コンピューターグラフィックス(CG)に頼らない自然美を撮るため撮影に1年を費やしたという今作。観客に向けて「映画をきっかけに山を登ってくれたらいいなと思います」と希望する松山さんは、「人生観が広がるし、山から下りてきたときには違うものを得て日常生活に戻れると思う。映画もそうで、映画館から出た時に必ず何かを得て帰ることができる。そんな経験をぜひしてほしい」と呼びかける。
「自分の居場所を探すことは人にとって普遍のテーマ」と話す蒼井さんは、「映画はそのときの環境や精神状態で受け取り方や見え方が違うと思うので、もしよかったら10代、20代、30代と人生の節目で見ていただきたい。そうやって長く見られるのも映画のよさだと思います」とメッセージを送る。そして、「これだけの素晴らしい景色を映画館で見られるのも幸せだと思いますし、本当に私たちが見たままの風景がたくさん詰まっています。大作さんにどうして山で撮影をするのか聞くと『予算がないから体力を使うしかない。山に登ればどこを撮っても素晴らしい景色が広がっりCGではなく本物が撮れる』と言われました。私たちが山に登って感動した景色がそのままのスケールでスクリーンに広がっているので、ぜひ見ていただきたいと思います」とアピールする。
過酷なロケが予想される木村監督から再びオファーがきたらどうするかと聞くと、蒼井さんは「現場でも松山さんや豊川さんとそのことを話していた」と前置きし、「木村組だから楽しめたというのがあって、まっすぐ楽しく健全に作品作りができた。そういう気持ちが持てる木村組にはまた参加したいです」と即答した。

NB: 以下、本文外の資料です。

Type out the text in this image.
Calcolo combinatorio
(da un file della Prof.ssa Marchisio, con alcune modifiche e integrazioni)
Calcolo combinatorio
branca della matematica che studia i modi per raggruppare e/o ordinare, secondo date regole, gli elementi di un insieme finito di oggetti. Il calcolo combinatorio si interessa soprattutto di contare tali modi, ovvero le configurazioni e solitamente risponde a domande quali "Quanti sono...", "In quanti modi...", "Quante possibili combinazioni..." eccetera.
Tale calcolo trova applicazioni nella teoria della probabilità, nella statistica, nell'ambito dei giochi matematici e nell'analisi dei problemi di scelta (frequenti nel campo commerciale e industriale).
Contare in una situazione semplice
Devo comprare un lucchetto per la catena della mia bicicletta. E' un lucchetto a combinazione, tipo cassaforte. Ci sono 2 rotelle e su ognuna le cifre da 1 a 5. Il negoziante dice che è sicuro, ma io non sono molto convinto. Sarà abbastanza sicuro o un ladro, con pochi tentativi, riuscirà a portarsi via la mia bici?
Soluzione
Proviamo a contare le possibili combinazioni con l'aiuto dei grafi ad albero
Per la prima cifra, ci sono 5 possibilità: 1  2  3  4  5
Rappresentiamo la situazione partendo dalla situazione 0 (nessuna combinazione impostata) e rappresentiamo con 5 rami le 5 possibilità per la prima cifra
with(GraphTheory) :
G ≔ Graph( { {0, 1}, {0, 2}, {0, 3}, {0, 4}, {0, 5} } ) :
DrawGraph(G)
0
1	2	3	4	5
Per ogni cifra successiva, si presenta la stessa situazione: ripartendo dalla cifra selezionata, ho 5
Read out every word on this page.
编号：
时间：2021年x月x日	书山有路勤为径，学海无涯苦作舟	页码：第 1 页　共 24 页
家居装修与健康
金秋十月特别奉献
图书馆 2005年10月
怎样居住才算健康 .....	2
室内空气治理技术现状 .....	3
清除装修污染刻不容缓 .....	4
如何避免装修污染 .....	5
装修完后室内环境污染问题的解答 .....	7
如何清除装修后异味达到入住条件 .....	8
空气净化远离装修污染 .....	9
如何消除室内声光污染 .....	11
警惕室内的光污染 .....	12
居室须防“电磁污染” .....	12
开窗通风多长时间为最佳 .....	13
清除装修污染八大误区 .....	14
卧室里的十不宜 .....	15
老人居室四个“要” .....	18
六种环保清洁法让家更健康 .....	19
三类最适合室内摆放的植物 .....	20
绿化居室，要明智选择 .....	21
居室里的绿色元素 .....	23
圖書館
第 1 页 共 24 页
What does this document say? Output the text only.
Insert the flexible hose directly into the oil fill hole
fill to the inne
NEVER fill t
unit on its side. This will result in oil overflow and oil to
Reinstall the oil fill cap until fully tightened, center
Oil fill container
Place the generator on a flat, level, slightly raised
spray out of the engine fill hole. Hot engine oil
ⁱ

松山さんも「やらせていただけるなら何回でもやります!」と力を込めた。映画はTOHOシネマズ日劇(東京都千代田区)ほか全国で公開中。
<松山ケンイチさんのプロフィル>
1985年3月5日生まれ、青森県出身。2002年にドラマ「ごくせん」第1シリーズ(日本テレビ系)で俳優デビューし、06年の映画「デスノート」のL(エル)役で脚光を浴びる。以降、多数の映画やドラマに出演。主な映画出演作に「デトロイト・メタル・シティ」(08年)、「ノルウェイの森」(10年)、「GANTZ」(11年)、「家路」(14年)などがある。
<蒼井優さんのプロフィル>
1985年8月17日生まれ、福岡県出身。2001年に岩井俊二監督の「リリイ・シュシュのすべて」で映画初出演を果たす。その後「フラガール」(06年)、「おとうと」(10年)、「東京家族」(13年)などの映画に出演。ドラマや舞台でも活躍している。14年は映画「るろうに剣心 京都大火編/伝説の最期編」(8月1日、9月13日公開予定)などを控える。